The browser on the device is a lightweight version of Google Chrome and renders web pages pretty well, it can take its time though. Adobe Flash is not installed on the device which might limit certain uses, but interestingly Google Gears does appear to be installed enabling some forms of offline functionality with certain websites. You do get a full version of Documents To Go, which enables you to edit Microsoft Office documents on the device (I haven't tried this out yet though). Google Docs absolutely refuses to work on it though, which was a bit of a shame. A key missing feature is the Google Market where you can obtain Android apps. There is an “App Store” installed with has links to open source and some Chinese apps, and the manual that comes with the device specifies some locations where you can get apps, but inevitably this means some Android apps will be unavailable.

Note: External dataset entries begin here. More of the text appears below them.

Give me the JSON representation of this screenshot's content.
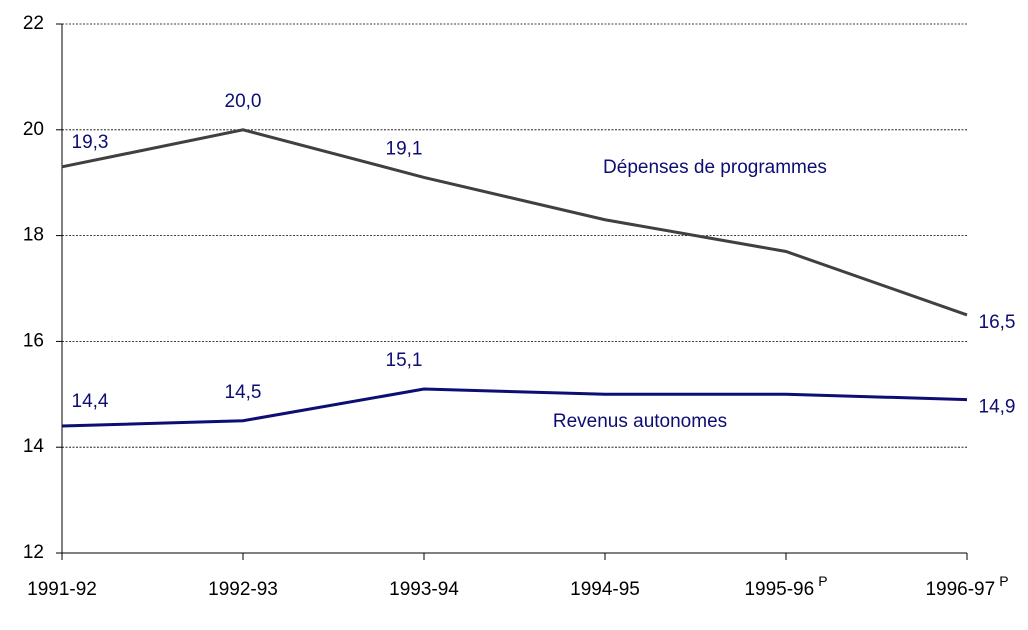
{
  "chart_data": {
    "type": "line",
    "categories": [
      "1991-92",
      "1992-93",
      "1993-94",
      "1994-95",
      "1995-96",
      "1996-97"
    ],
    "category_superscripts": [
      null,
      null,
      null,
      null,
      "P",
      "P"
    ],
    "series": [
      {
        "name": "Dépenses de programmes",
        "color": "#404040",
        "values": [
          19.3,
          20.0,
          19.1,
          18.3,
          17.7,
          16.5
        ],
        "value_labels": [
          "19,3",
          "20,0",
          "19,1",
          null,
          null,
          "16,5"
        ]
      },
      {
        "name": "Revenus autonomes",
        "color": "#0d0d73",
        "values": [
          14.4,
          14.5,
          15.1,
          15.0,
          15.0,
          14.9
        ],
        "value_labels": [
          "14,4",
          "14,5",
          "15,1",
          null,
          null,
          "14,9"
        ]
      }
    ],
    "ylim": [
      12,
      22
    ],
    "yticks": [
      12,
      14,
      16,
      18,
      20,
      22
    ],
    "grid": true
  }
}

All is not lost though, some interesting apps are still available. I was surprised to find that Spotify works on the device. If you go to http://m.spotify.com the device is detected as an Android device, here you will need to select the option to manually download the application rather than going through the Android market. Another major app that works is Dropbox, their Android app can be downloaded manually by going to http://www.dropbox.com/android and selecting the small “Download” link at the bottom of the page. This is very welcome news as it means I can effortlessly move documents on and off the device. Web based applications should be usable with the tablet too, I tried TV Catchup mobile and found that it could cope with the low quality streams but not the high quality streams sadly.
Talking of video; the device I received did have a YouTube player on it but I could not get it to work. When I went to YouTube mobile it started up videos but expected to find a working on board player. Fortunately this is a solvable situation. There is a community forming around these devices over at Slatedroid (they have lots of information about these devices and the site is well worth a look) and someone there has made available a working YouTube player. I tried this out and found that I could not sign in with the app itself, but I could go to the YouTube mobile site and sign in and everything would play correctly.

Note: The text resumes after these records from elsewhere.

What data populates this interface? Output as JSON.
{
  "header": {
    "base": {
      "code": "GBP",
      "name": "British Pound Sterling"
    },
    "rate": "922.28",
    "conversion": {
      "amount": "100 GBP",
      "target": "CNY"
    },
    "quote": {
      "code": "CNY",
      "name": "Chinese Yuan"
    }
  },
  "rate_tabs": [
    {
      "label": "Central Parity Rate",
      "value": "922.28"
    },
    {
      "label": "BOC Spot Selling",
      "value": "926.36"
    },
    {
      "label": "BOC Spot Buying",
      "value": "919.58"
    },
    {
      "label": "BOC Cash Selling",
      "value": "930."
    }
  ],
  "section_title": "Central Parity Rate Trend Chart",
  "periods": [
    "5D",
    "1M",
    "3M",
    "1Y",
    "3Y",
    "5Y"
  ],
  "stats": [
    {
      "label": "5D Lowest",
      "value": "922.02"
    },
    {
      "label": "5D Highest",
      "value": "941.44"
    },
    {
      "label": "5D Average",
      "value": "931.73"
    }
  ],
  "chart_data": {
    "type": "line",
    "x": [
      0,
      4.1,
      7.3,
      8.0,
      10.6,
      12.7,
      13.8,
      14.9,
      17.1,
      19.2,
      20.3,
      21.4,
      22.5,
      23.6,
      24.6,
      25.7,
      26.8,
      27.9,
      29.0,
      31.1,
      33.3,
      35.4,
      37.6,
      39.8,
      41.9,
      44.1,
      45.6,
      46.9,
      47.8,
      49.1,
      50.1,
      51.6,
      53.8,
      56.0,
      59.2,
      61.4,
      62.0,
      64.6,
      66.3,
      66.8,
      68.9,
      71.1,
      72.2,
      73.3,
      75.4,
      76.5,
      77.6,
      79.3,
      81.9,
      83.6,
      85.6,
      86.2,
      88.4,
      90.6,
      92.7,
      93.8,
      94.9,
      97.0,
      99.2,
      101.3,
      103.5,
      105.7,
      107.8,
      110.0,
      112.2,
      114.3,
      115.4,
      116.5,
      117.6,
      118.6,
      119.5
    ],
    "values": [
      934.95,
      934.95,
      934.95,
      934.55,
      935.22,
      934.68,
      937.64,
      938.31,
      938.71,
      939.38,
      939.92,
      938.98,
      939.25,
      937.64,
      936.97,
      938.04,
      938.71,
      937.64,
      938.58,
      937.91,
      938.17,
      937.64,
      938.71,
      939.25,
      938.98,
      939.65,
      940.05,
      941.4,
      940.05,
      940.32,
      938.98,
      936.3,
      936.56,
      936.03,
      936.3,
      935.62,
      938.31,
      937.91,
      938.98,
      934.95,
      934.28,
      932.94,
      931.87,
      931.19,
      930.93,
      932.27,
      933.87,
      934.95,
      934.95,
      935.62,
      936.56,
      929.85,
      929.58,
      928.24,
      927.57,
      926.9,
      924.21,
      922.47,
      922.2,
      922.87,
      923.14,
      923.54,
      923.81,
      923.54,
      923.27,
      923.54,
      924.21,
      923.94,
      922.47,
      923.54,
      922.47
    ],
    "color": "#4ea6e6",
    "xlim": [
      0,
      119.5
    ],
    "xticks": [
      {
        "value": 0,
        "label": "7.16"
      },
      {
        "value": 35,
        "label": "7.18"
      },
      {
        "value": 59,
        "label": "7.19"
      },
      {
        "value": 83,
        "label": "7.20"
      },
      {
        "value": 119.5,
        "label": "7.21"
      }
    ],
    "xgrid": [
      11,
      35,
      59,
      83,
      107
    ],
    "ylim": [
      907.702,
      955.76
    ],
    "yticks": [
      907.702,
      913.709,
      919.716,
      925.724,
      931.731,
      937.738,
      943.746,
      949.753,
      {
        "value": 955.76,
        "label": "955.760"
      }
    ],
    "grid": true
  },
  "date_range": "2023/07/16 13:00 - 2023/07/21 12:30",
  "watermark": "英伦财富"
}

If you take the device out and about you might need to take the charger with you as the battery only lasts for about two hours. It does not have a 3G connection of its own so you will need to be in a WiFi hotspot that you can use. Another option is to hook it up to a MiFi type device. I tried it out with 3's brand new MiFi 2 (which I currently have on trial – review coming soon) and it worked very well. If you need to find your way home after being out and about you might like the Google Maps application on the device which looks great on the seven inch screen. There is no GPS or bluetooth to connect an external GPS though, so you will need to know where you are or let Google work out where you are based on the WiFi information.

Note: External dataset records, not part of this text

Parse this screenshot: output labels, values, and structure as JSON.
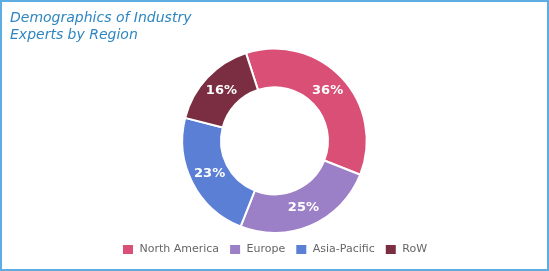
{
  "chart_data": {
    "type": "doughnut",
    "title": "Demographics of Industry\nExperts by Region",
    "categories": [
      "North America",
      "Europe",
      "Asia-Pacific",
      "RoW"
    ],
    "values": [
      36,
      25,
      23,
      16
    ],
    "value_labels": [
      "36%",
      "25%",
      "23%",
      "16%"
    ],
    "colors": [
      "#d94f76",
      "#9b7fc7",
      "#5b7fd4",
      "#7b2d42"
    ],
    "data_labels": true,
    "legend": "bottom"
  }
}
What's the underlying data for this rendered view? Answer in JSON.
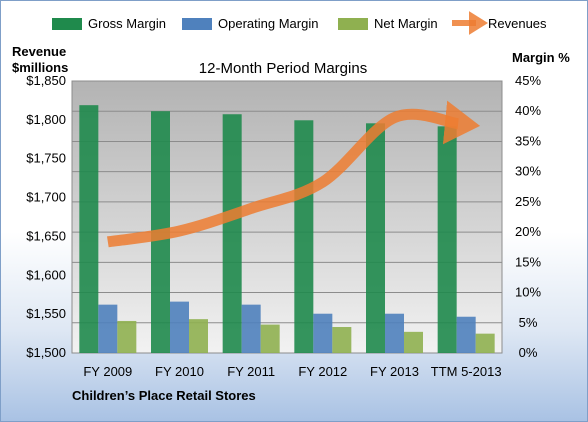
{
  "chart_data": {
    "type": "bar",
    "title": "12-Month Period Margins",
    "subtitle": "Children’s Place Retail Stores",
    "categories": [
      "FY 2009",
      "FY 2010",
      "FY 2011",
      "FY 2012",
      "FY 2013",
      "TTM 5-2013"
    ],
    "left_axis": {
      "label_line1": "Revenue",
      "label_line2": "$millions",
      "ylim": [
        1500,
        1850
      ],
      "ticks": [
        "$1,500",
        "$1,550",
        "$1,600",
        "$1,650",
        "$1,700",
        "$1,750",
        "$1,800",
        "$1,850"
      ]
    },
    "right_axis": {
      "label": "Margin %",
      "ylim": [
        0,
        45
      ],
      "ticks": [
        "0%",
        "5%",
        "10%",
        "15%",
        "20%",
        "25%",
        "30%",
        "35%",
        "40%",
        "45%"
      ]
    },
    "series": [
      {
        "name": "Gross Margin",
        "axis": "right",
        "kind": "bar",
        "color": "#1f8a4c",
        "values": [
          41.0,
          40.0,
          39.5,
          38.5,
          38.0,
          37.5
        ]
      },
      {
        "name": "Operating Margin",
        "axis": "right",
        "kind": "bar",
        "color": "#4f81bd",
        "values": [
          8.0,
          8.5,
          8.0,
          6.5,
          6.5,
          6.0
        ]
      },
      {
        "name": "Net Margin",
        "axis": "right",
        "kind": "bar",
        "color": "#8fb050",
        "values": [
          5.3,
          5.6,
          4.7,
          4.3,
          3.5,
          3.2
        ]
      },
      {
        "name": "Revenues",
        "axis": "left",
        "kind": "line",
        "color": "#ed7d31",
        "values": [
          1643,
          1657,
          1686,
          1720,
          1803,
          1795
        ]
      }
    ],
    "legend_position": "top",
    "grid": true
  }
}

Overall I am very happy with the device. It is a bargain. I bought it mainly out of curiosity but also because having something of that form factor that I could read PDFs on or web pages would be very useful to me. Now I can see that the device is capable of a lot more and I am looking forward to experimenting with it and finding out ideas that other people have for it, particularly in the education world. Finally, the device is very exciting in what it offers for the price. Even in these tough economic times this sort of price puts the M001 within the financial reach of many people.
If you get a an M001 or something similar yourself I would love to hear about you experiences with it. As ever it would be great to hear your comments.